Usually without touching the model at all. An infostealer on a developer laptop or build server reads tokens from disk or memory, including the thousands of secrets that end up in Model Context Protocol config files. Transport attacks work too: in 2026 Mitiga showed Claude Code OAuth tokens could be intercepted by redirecting its MCP traffic in a man-in-the-middle. Poisoned dependencies are a third route, as with the March 2026 LiteLLM backdoor that exfiltrated AWS, GCP, SSH, and Kubernetes credentials from every machine that installed two malicious releases.

Does Device Bound Session Credentials (DBSC) protect AI agents?

Barely. DBSC, which Google moved to general availability in Chrome 146 on Windows in 2026, ties a browser session to a non-exportable key in the device TPM so a stolen cookie cannot be replayed elsewhere. It is excellent for human browsing but assumes an interactive browser, a stable TPM, and a user session.
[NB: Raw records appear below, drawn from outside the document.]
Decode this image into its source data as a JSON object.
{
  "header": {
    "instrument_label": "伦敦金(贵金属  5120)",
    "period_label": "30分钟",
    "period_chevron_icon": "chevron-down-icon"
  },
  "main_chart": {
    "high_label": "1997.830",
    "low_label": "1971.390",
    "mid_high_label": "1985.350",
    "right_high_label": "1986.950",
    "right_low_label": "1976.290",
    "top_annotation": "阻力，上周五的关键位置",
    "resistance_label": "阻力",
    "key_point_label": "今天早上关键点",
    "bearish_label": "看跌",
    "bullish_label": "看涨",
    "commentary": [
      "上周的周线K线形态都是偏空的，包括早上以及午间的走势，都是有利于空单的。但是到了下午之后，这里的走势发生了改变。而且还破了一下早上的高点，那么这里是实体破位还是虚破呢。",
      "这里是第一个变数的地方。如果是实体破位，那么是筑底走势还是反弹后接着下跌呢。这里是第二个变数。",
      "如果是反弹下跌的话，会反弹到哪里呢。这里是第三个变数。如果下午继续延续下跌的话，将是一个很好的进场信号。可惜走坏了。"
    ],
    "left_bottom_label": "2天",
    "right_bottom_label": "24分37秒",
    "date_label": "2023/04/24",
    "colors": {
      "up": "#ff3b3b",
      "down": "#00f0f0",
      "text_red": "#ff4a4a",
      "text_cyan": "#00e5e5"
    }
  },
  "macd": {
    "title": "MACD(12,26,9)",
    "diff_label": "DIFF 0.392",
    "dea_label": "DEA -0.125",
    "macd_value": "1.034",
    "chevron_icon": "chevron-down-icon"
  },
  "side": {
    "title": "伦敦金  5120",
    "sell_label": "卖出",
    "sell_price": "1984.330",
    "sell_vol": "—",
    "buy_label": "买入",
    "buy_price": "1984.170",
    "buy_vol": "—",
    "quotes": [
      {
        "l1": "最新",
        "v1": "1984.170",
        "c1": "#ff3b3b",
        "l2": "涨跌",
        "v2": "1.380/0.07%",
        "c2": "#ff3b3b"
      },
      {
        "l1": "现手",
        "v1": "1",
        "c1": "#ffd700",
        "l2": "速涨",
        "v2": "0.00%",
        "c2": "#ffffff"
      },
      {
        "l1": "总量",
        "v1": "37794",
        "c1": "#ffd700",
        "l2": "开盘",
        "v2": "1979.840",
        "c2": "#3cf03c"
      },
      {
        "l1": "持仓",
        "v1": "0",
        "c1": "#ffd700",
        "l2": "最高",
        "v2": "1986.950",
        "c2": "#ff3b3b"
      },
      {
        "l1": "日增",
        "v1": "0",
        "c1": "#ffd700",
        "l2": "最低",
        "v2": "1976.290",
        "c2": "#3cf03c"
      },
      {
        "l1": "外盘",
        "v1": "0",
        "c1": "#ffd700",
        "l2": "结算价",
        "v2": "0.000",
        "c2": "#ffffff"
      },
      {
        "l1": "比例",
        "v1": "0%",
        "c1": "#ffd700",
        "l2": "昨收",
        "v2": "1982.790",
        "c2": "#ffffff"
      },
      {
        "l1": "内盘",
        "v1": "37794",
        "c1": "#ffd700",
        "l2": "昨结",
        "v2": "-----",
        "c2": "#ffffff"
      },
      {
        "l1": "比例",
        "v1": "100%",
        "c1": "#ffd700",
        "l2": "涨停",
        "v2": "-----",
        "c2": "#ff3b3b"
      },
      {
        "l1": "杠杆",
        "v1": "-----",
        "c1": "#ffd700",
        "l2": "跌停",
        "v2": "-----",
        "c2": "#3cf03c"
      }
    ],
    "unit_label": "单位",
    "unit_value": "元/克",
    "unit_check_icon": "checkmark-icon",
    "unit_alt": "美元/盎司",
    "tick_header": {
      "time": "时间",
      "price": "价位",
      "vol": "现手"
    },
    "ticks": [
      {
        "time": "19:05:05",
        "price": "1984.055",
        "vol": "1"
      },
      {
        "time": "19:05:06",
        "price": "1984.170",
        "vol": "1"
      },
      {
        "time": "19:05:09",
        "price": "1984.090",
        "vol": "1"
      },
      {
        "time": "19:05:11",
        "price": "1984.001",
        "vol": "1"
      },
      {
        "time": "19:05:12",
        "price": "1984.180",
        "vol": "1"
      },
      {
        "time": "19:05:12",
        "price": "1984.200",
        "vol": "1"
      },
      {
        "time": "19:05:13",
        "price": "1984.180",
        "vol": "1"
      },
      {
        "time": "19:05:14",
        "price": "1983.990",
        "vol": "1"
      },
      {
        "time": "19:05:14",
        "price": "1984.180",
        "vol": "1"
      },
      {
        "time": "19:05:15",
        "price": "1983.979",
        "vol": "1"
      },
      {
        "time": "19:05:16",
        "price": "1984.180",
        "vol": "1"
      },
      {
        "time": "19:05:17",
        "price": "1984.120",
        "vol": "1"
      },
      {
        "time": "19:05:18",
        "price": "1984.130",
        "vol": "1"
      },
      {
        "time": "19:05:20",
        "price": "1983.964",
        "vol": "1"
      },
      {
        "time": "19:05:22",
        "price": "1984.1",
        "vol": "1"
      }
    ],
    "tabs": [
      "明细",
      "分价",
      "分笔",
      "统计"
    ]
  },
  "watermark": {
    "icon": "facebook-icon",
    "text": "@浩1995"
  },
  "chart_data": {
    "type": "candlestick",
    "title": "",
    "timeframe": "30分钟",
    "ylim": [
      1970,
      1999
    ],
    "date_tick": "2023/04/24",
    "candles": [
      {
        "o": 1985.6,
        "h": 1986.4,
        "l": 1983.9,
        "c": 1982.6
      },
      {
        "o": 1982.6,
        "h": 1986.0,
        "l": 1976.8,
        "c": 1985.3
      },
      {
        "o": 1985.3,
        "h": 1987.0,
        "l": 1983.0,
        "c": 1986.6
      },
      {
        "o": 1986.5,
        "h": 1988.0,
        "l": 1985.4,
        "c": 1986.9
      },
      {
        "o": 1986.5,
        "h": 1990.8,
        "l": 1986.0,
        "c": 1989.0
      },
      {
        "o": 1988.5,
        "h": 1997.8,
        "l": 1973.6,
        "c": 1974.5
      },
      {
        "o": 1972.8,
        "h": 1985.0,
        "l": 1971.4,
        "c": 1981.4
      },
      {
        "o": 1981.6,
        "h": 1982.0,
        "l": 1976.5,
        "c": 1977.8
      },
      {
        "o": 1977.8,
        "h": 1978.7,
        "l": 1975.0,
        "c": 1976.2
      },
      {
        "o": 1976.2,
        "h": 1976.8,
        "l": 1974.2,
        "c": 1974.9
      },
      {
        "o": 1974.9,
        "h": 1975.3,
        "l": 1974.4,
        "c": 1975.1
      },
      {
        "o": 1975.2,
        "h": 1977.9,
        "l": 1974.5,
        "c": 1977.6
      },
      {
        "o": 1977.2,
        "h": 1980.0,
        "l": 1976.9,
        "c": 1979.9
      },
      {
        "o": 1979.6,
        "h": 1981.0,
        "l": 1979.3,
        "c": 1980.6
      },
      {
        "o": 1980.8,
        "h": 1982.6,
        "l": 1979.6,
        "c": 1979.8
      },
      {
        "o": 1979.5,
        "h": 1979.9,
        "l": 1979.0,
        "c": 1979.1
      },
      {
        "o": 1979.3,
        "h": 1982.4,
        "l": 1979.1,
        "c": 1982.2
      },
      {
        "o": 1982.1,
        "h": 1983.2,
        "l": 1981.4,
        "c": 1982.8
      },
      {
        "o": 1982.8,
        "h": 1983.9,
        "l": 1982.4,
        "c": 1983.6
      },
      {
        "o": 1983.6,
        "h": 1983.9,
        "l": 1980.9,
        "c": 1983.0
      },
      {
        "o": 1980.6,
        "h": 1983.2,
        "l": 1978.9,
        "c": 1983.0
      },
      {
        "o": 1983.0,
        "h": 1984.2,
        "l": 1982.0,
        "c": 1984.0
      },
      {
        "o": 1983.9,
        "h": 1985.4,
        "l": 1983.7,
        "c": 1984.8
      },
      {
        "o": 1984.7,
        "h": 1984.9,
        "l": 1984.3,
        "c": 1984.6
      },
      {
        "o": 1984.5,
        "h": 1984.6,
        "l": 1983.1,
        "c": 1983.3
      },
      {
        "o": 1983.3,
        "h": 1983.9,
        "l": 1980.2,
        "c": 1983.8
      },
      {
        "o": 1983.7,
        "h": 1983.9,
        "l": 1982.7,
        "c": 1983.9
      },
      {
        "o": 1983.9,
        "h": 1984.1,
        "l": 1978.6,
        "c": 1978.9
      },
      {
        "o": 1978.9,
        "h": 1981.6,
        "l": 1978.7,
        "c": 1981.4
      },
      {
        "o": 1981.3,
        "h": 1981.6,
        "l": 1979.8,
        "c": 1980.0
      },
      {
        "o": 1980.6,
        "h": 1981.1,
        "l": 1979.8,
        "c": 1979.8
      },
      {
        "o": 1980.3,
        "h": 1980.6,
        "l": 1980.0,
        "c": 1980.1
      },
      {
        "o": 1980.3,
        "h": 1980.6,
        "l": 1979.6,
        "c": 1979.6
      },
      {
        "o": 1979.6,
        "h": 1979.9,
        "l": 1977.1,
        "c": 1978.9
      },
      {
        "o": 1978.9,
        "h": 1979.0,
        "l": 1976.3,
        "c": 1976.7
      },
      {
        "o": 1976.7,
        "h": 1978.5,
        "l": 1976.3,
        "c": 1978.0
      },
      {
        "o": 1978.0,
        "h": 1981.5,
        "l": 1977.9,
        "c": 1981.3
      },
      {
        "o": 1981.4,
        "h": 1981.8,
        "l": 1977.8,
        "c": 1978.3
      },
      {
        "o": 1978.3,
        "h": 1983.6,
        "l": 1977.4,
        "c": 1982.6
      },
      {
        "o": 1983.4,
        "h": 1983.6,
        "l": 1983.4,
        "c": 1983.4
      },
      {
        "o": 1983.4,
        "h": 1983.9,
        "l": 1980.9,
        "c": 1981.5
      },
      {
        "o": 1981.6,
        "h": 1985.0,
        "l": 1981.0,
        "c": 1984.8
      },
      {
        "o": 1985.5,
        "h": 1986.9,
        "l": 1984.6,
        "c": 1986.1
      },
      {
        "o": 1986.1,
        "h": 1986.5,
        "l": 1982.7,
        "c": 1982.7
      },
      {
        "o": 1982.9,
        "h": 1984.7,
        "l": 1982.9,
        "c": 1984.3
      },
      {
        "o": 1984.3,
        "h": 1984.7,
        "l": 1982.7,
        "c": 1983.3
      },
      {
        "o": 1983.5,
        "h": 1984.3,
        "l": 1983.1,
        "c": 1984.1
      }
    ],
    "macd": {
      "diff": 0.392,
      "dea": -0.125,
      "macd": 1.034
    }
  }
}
Agents run server-side in containers across ephemeral hosts and authenticate machine-to-machine, where the device is a fleet rather than a laptop, so the protection does not transfer to where agent risk concentrates.

How do you secure an AI agent's session token?

Treat the agent as a privileged service account. Issue short-lived tokens from a broker at runtime instead of static keys, so a stolen token expires before it is useful. Scope each agent to one identity and the minimum permissions for its task. Apply default-deny egress so a compromised agent cannot exfiltrate the token or data. Baseline how the token is normally used and alert on deviations such as a new network, an odd hour, or an unfamiliar tool. Keep secrets out of files and pull them from a vault at use time.